Robin Haynes Fisher, 44, died in the so-called "death zone" known for low levels of oxygen on descent from the summit, Mira Acharya, a tourism department official, said.
Two Irishmen, both experienced mountaineers, have died on the mountain in the past 10 days.
“[Mr Fisher] died because of weakness after a long ascent and difficult descent,” Murari Sharma of the Everest Parivar Treks company that arranged his logistics told Reuters. “He was descending with his sherpa guides from the summit when he suddenly fainted."
Fellow guides changed Fisher's oxygen bottle and offered him water, but could not save him, Sharma said.
Garrett Madison of the U.S. based Madison Mountaineering company that sponsors climbers to Mount Everest said many were not "well qualified or prepared climbers" and were without the support necessary to ascend and descend safely.

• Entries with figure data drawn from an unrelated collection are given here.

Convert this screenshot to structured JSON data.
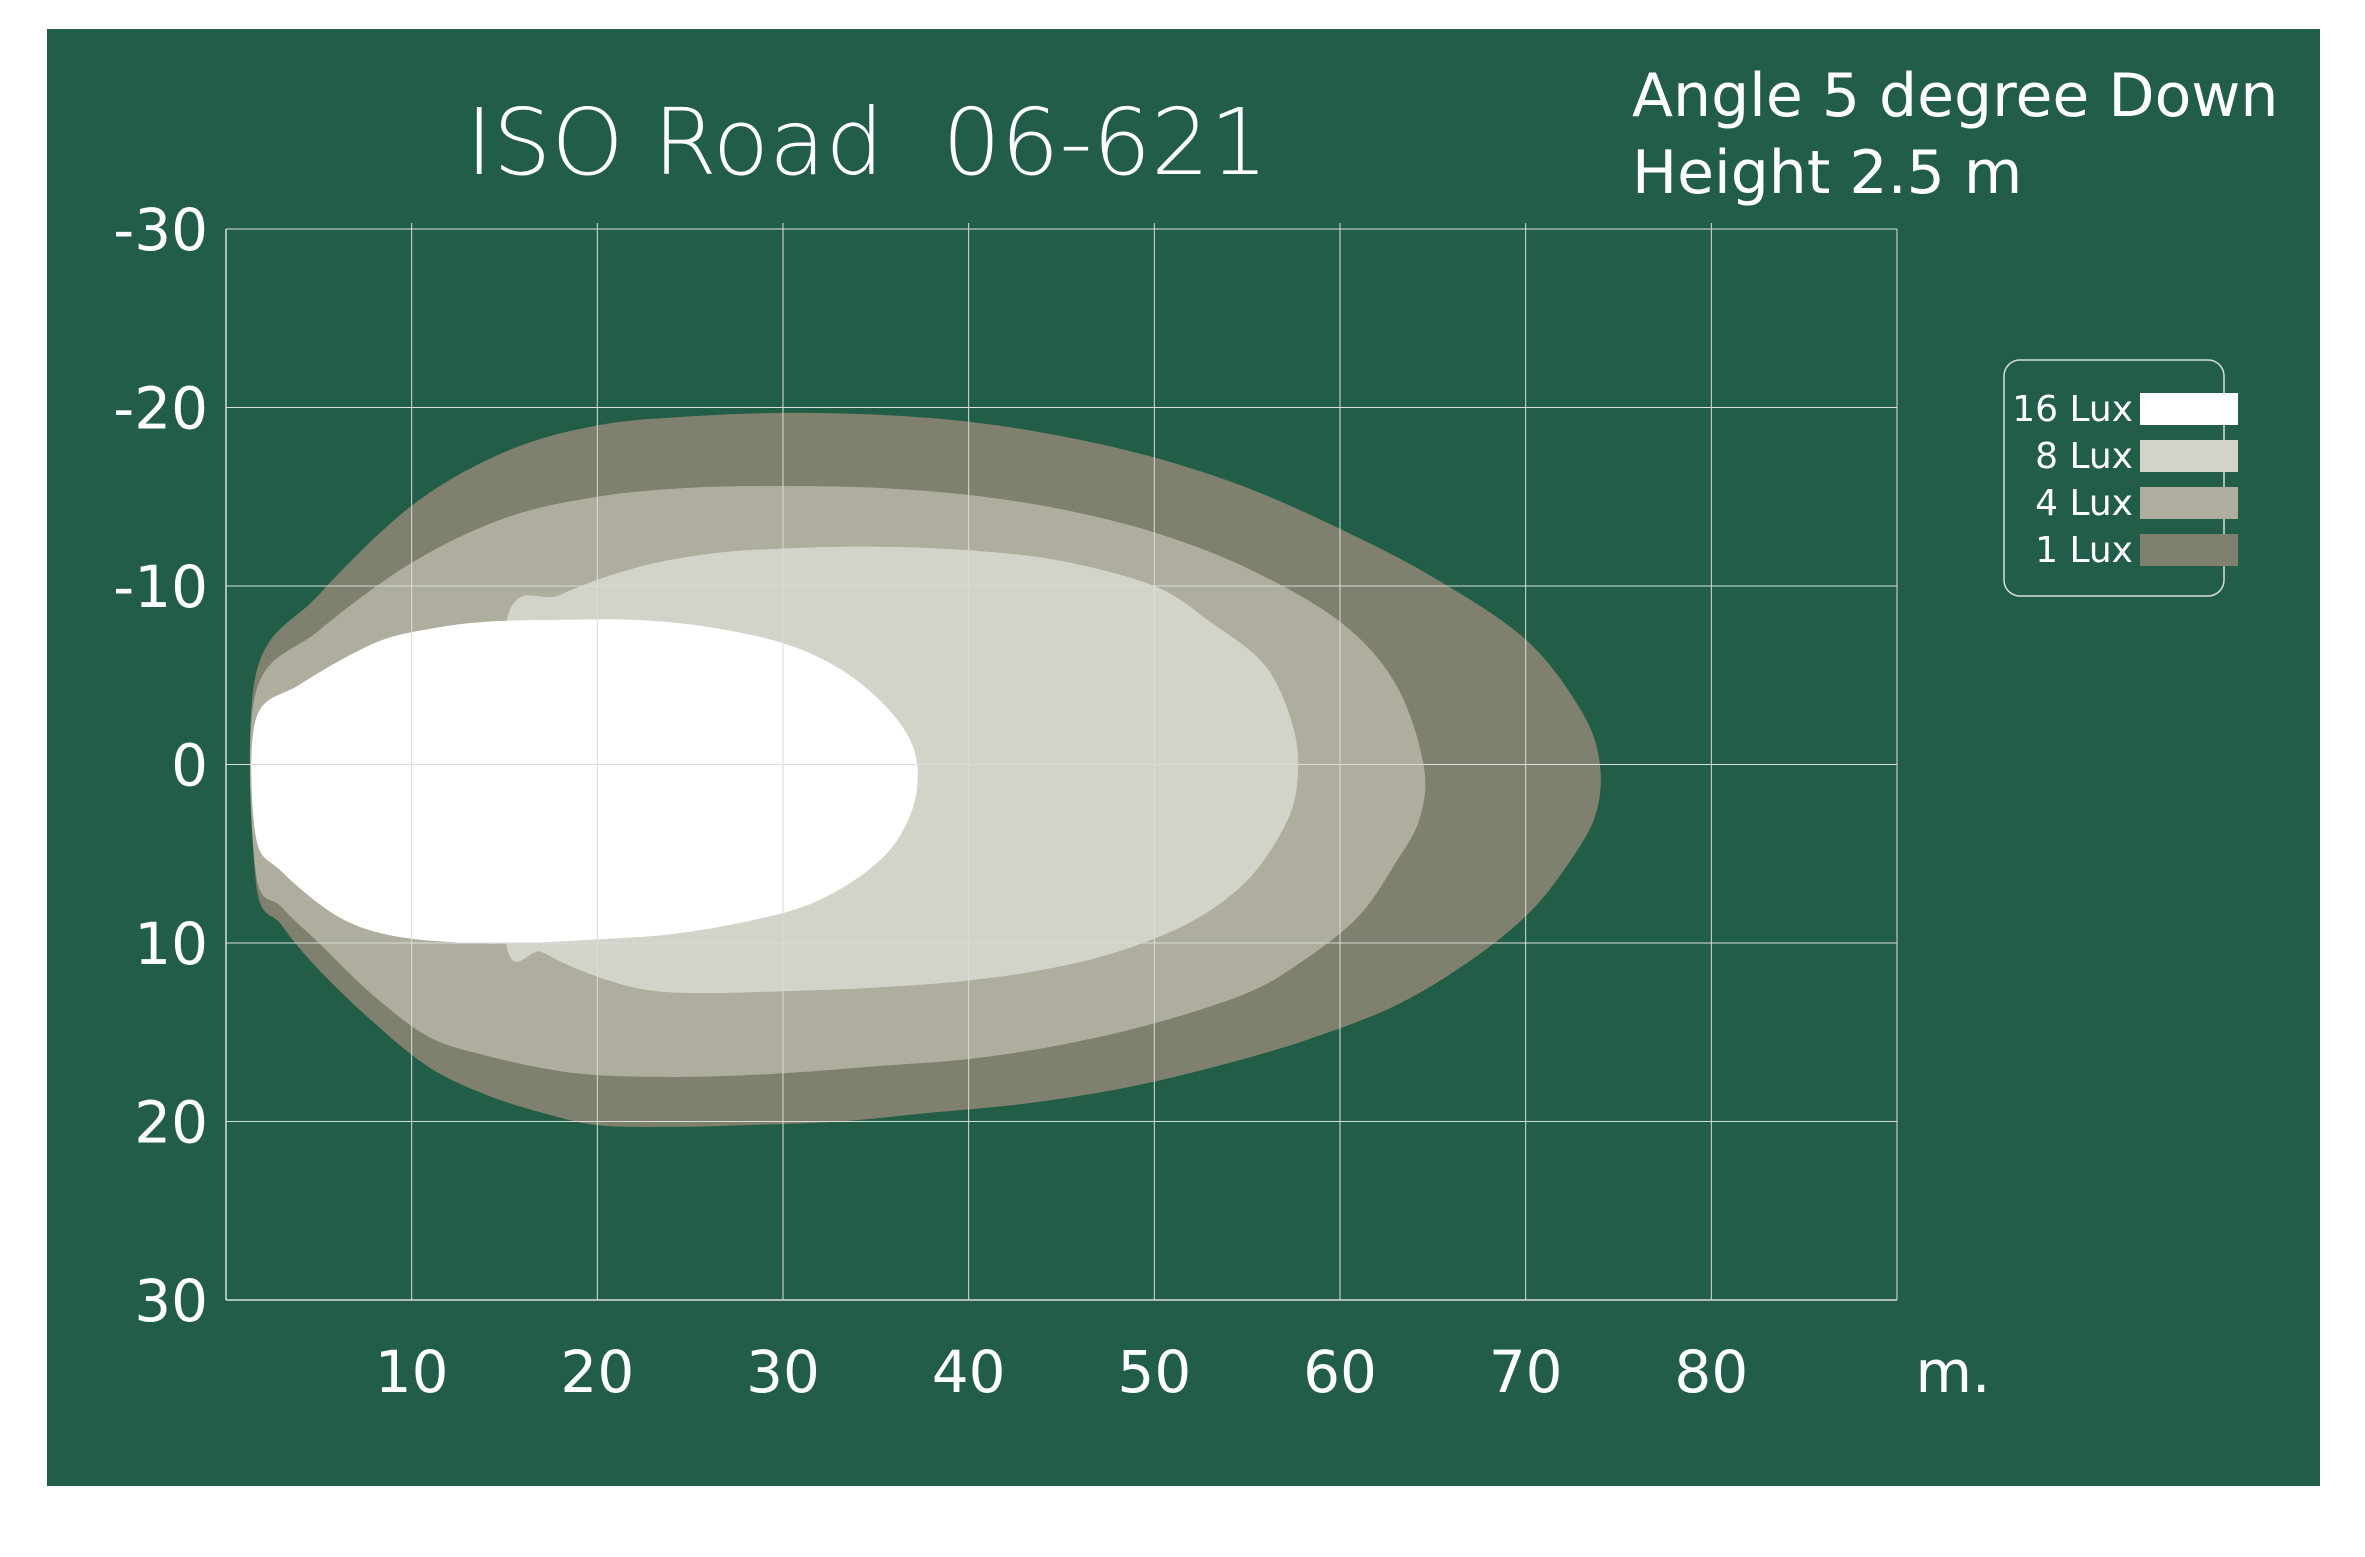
{
  "chart_data": {
    "type": "area",
    "title": "ISO Road  06-621",
    "annotations": [
      "Angle 5 degree Down",
      "Height 2.5 m"
    ],
    "xlabel": "m.",
    "ylabel": "",
    "x_ticks": [
      "10",
      "20",
      "30",
      "40",
      "50",
      "60",
      "70",
      "80"
    ],
    "y_ticks": [
      "-30",
      "-20",
      "-10",
      "0",
      "10",
      "20",
      "30"
    ],
    "xlim": [
      0,
      90
    ],
    "ylim": [
      -30,
      30
    ],
    "grid": true,
    "legend_position": "right",
    "series": [
      {
        "name": "1 Lux",
        "color": "#7f806d",
        "points": [
          [
            1.6,
            -5
          ],
          [
            5,
            -9.5
          ],
          [
            10,
            -14.5
          ],
          [
            15,
            -17.5
          ],
          [
            20,
            -19
          ],
          [
            25,
            -19.5
          ],
          [
            30,
            -19.7
          ],
          [
            35,
            -19.6
          ],
          [
            40,
            -19.2
          ],
          [
            45,
            -18.4
          ],
          [
            50,
            -17.2
          ],
          [
            55,
            -15.5
          ],
          [
            60,
            -13.2
          ],
          [
            65,
            -10.5
          ],
          [
            70,
            -7
          ],
          [
            73,
            -3
          ],
          [
            74,
            0
          ],
          [
            73.7,
            3
          ],
          [
            72,
            6
          ],
          [
            70,
            8.5
          ],
          [
            67,
            11
          ],
          [
            63,
            13.5
          ],
          [
            58,
            15.5
          ],
          [
            53,
            17
          ],
          [
            48,
            18.2
          ],
          [
            43,
            19
          ],
          [
            38,
            19.5
          ],
          [
            33,
            20
          ],
          [
            28,
            20.2
          ],
          [
            24,
            20.3
          ],
          [
            20,
            20.2
          ],
          [
            17,
            19.5
          ],
          [
            14,
            18.5
          ],
          [
            11,
            17
          ],
          [
            8,
            14.5
          ],
          [
            5,
            11.5
          ],
          [
            3,
            9
          ],
          [
            1.6,
            6.5
          ]
        ]
      },
      {
        "name": "4 Lux",
        "color": "#afae9e",
        "points": [
          [
            1.6,
            -4
          ],
          [
            5,
            -7.5
          ],
          [
            10,
            -11.3
          ],
          [
            15,
            -13.8
          ],
          [
            20,
            -15
          ],
          [
            25,
            -15.5
          ],
          [
            30,
            -15.6
          ],
          [
            35,
            -15.5
          ],
          [
            40,
            -15.1
          ],
          [
            45,
            -14.3
          ],
          [
            50,
            -13
          ],
          [
            55,
            -11
          ],
          [
            60,
            -8
          ],
          [
            63,
            -4.5
          ],
          [
            64.5,
            0
          ],
          [
            64.3,
            3
          ],
          [
            63,
            5.5
          ],
          [
            61,
            8.5
          ],
          [
            58,
            11
          ],
          [
            55,
            12.8
          ],
          [
            50,
            14.5
          ],
          [
            45,
            15.7
          ],
          [
            40,
            16.5
          ],
          [
            35,
            16.9
          ],
          [
            30,
            17.3
          ],
          [
            25,
            17.5
          ],
          [
            20,
            17.4
          ],
          [
            17,
            17
          ],
          [
            14,
            16.3
          ],
          [
            11,
            15.3
          ],
          [
            8,
            13
          ],
          [
            5,
            10
          ],
          [
            3,
            8
          ],
          [
            1.6,
            6
          ]
        ]
      },
      {
        "name": "8 Lux",
        "color": "#d2d3c9",
        "points": [
          [
            15,
            -7.5
          ],
          [
            18,
            -9.5
          ],
          [
            22,
            -11
          ],
          [
            26,
            -11.8
          ],
          [
            30,
            -12.1
          ],
          [
            35,
            -12.2
          ],
          [
            40,
            -12
          ],
          [
            45,
            -11.4
          ],
          [
            50,
            -10
          ],
          [
            53,
            -8
          ],
          [
            56,
            -5.5
          ],
          [
            57.5,
            -2
          ],
          [
            57.7,
            1
          ],
          [
            57,
            3.5
          ],
          [
            55,
            6.5
          ],
          [
            52,
            8.8
          ],
          [
            48,
            10.5
          ],
          [
            44,
            11.5
          ],
          [
            40,
            12.1
          ],
          [
            35,
            12.5
          ],
          [
            30,
            12.7
          ],
          [
            25,
            12.8
          ],
          [
            22,
            12.5
          ],
          [
            19,
            11.5
          ],
          [
            17,
            10.5
          ],
          [
            15,
            9.5
          ]
        ]
      },
      {
        "name": "16 Lux",
        "color": "#ffffff",
        "points": [
          [
            1.6,
            -2.5
          ],
          [
            4,
            -4.5
          ],
          [
            8,
            -6.8
          ],
          [
            11,
            -7.6
          ],
          [
            14,
            -8
          ],
          [
            18,
            -8.1
          ],
          [
            22,
            -8.1
          ],
          [
            26,
            -7.7
          ],
          [
            30,
            -6.8
          ],
          [
            33,
            -5.4
          ],
          [
            35.5,
            -3.3
          ],
          [
            37,
            -1
          ],
          [
            37.2,
            1.5
          ],
          [
            36.3,
            4
          ],
          [
            34.5,
            6
          ],
          [
            31.5,
            7.8
          ],
          [
            28,
            8.8
          ],
          [
            24,
            9.5
          ],
          [
            20,
            9.8
          ],
          [
            16,
            10
          ],
          [
            13,
            10
          ],
          [
            9,
            9.6
          ],
          [
            6,
            8.5
          ],
          [
            3,
            6
          ],
          [
            1.6,
            4
          ]
        ]
      }
    ]
  },
  "legend": {
    "items": [
      {
        "label": "16 Lux",
        "color": "#ffffff"
      },
      {
        "label": "8 Lux",
        "color": "#d2d3c9"
      },
      {
        "label": "4 Lux",
        "color": "#afae9e"
      },
      {
        "label": "1 Lux",
        "color": "#7f806d"
      }
    ]
  },
  "colors": {
    "background": "#225e47",
    "grid": "#d8ddd8",
    "text": "#ffffff"
  }
}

"If they were with a strong and experienced team they would have likely been fine, but with minimal support, once something goes wrong it's tough to get back on course," Madison told Reuters.
Kevin Hynes, from Galway, died on Everest while attempting to scale the world's highest peak from the Tibetan side early Friday morning, according to expedition organisers.

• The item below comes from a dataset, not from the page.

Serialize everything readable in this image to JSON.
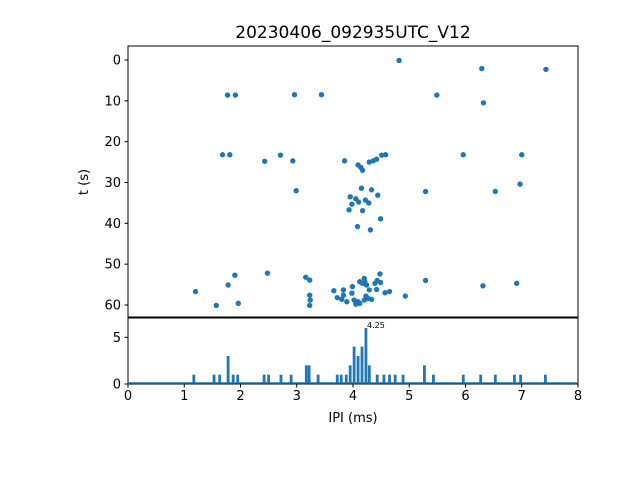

"It is with the greatest sadness that we have to confirm that Kevin Hynes from Galway, Ireland, one of our Everest team members, has passed away," 360 Expeditions said in a statement reported by the 'Himalayan Times'. "Kevin (56) was one of the strongest and most experienced climbers on our team and had previously summited Everest South and Lhotse."
It is understood Mr Hynes lived and worked in the UK, and had previously scaled Everest in May of last year. He was a father of two.
Father-of-one Séamus Lawless (39) from Bray, Co Wicklow, fell at an altitude of 8,300 metres while descending from the world's highest peak on Thursday of last week.
Just hours after Mr Lawless reached the summit tragedy struck and the search has since been reclassified as a recovery mission.